There is accumulating evidence of a breakdown in attentional control systems and consequent increases in reaction time (RT) variability that may reflect a prodromal stage of Alzheimer's disease (AD). Recent evidence indicates that tasks which place a high load on attentional systems are particularly useful in (a) serving as a behavioral marker in discriminating healthy aging from early stage DAT, (b) predicting later conversion in a group of healthy middle-aged/older adults, and (c) showing relationships with other biomarkers in healthy control individuals. The proposed research will continue to longitudinally follow the adult child sample, who have well-characterized risk for developing symptomatic AD, to address the following issues: First, we will examine a set of cognitive tasks that target attentional selection, executive control, and attentional control contributions to memory performance and relate these measures to the accumulating biomarkers from the other projects and cores (e.g., PIB, CSF measures, AP0E4 status, structural and resting state fMRI measures). Second, we will explore subtle characteristics of RT distributional performance utilizing ex-Gaussian analyses and the diffusion model to examine the extent to which distinct parameters are useful prodromal markers for risk for developing AD. Third, we will use both a Sustained Attention to Respond task (SART) and a simple repetitive finger tapping task as behavioral markers for momentary fluctuations in task disengagement to irrelevant thoughts (i.e., mind wandering). Fourth, we will measure the task related neural response (via fMRI) in both a Stroop and Encoding Subsequent Memory paradigm to determine if attentional and/or default mode neural networks begin to be compromised before there is disruption in cognitive performance and relate these results to the biomarkers developing in the other projects, especially the resting state fcMRI studies in Project 4. Fifth, we will examine the extent to which personality characteristics are related to the attentional control mechanisms, and modulate the brain-behavior relationships. The convergence across these aims, projects, and cores in the confining longitudinal study of the Adult Children Study cohort affords a unique opportunity to develop an understanding of the multi-faceted nature of the earliest bio-behavioral changes associated with AD.

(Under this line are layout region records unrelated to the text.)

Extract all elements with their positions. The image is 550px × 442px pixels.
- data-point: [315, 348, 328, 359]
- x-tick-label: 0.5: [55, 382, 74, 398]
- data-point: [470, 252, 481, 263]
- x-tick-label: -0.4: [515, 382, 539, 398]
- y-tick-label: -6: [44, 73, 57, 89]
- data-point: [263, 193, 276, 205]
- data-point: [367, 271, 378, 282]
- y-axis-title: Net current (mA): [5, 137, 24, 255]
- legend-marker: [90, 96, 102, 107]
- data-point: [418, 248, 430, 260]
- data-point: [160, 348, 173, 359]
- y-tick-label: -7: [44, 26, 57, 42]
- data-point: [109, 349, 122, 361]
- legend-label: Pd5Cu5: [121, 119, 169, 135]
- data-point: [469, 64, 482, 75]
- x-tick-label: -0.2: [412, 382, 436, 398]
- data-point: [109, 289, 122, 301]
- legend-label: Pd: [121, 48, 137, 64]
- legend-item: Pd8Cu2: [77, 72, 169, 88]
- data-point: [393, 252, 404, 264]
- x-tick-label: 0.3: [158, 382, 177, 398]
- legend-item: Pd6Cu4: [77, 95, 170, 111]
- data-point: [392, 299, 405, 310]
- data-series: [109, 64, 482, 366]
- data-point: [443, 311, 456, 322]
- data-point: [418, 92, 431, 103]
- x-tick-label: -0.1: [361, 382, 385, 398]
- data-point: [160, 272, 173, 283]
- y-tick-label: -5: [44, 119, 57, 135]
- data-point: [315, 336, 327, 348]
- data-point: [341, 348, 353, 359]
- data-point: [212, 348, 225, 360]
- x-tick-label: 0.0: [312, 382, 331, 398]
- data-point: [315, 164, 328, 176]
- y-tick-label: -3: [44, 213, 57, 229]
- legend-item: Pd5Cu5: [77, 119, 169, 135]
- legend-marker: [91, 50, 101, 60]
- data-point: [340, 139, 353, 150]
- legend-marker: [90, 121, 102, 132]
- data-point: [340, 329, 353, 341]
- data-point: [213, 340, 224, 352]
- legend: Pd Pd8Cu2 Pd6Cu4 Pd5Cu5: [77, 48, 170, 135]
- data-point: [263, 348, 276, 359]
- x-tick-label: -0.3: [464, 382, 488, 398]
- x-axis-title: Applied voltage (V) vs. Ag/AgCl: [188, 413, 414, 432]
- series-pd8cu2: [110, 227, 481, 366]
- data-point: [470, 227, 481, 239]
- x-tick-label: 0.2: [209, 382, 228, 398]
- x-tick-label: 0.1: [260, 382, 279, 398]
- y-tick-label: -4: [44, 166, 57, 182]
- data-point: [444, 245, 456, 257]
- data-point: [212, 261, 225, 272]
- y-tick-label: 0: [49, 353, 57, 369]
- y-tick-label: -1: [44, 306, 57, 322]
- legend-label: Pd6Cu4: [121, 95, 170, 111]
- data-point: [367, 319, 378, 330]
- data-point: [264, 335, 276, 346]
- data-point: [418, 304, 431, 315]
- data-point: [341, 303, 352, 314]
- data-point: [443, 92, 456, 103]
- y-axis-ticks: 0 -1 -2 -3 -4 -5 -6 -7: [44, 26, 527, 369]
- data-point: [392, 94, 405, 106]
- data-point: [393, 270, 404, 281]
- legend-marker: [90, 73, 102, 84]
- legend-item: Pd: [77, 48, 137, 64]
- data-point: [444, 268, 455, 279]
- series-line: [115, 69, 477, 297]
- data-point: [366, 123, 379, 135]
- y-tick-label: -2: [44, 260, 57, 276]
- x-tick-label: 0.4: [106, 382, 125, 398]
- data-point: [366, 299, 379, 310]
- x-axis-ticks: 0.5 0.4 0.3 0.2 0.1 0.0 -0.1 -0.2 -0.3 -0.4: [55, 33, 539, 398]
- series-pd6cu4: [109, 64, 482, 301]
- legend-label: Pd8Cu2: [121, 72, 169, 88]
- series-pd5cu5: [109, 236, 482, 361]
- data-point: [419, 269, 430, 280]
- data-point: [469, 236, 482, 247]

有积极的证据表明注意力控制系统发生了分解，因此可能反映阿尔茨海默氏病前阶段（AD）的反应时间（RT）变异性增加。最近的证据表明，在注意力系统上承担高负荷的任务在（a）作为行为标记方面特别有用，以区分早期DAT的健康衰老，（b）预测一组健康的中年/老年人的后期转换，以及（c）在健康对照组中显示与其他生物标志物的关系。 The proposed research will continue to longitudinally follow the adult child sample, who have well-characterized risk for developing symptomatic AD, to address the following issues: First, we will examine a set of cognitive tasks that target attentional selection, executive control, and attentional control contributions to memory performance and relate these measures to the accumulating biomarkers from the other projects and cores (e.g., PIB, CSF measures, AP0E4 status, structural and resting state FMRI措施）。其次，我们将利用前高斯分析和扩散模型探索RT分布性能的微妙特征，以研究不同参数是开发AD风险的有用前驱标记的程度。第三，我们将同时使用持续的关注来响应任务（SART）和简单的重复手指轻拍任务，作为行为标记，以瞬间波动，以脱离与无关的思想（即思维徘徊）。 第四，我们将在stroop和编码随后的记忆范式中衡量与任务相关的神经反应（通过fMRI），以确定注意力和/或默认模式神经网络是否开始受到损害，然后在认知绩效中破坏这些结果，并将这些结果与其他项目中的生物标记相关联，尤其是在其他项目中，尤其是ersing状态fcmri研究的特征范围。注意力控制机制，并调节脑行为关系。这些目标，项目和核心之间的融合在成年儿童研究队列的纵向研究中，有一个独特的机会，可以理解与AD相关的最早生物行为变化的多方面性质。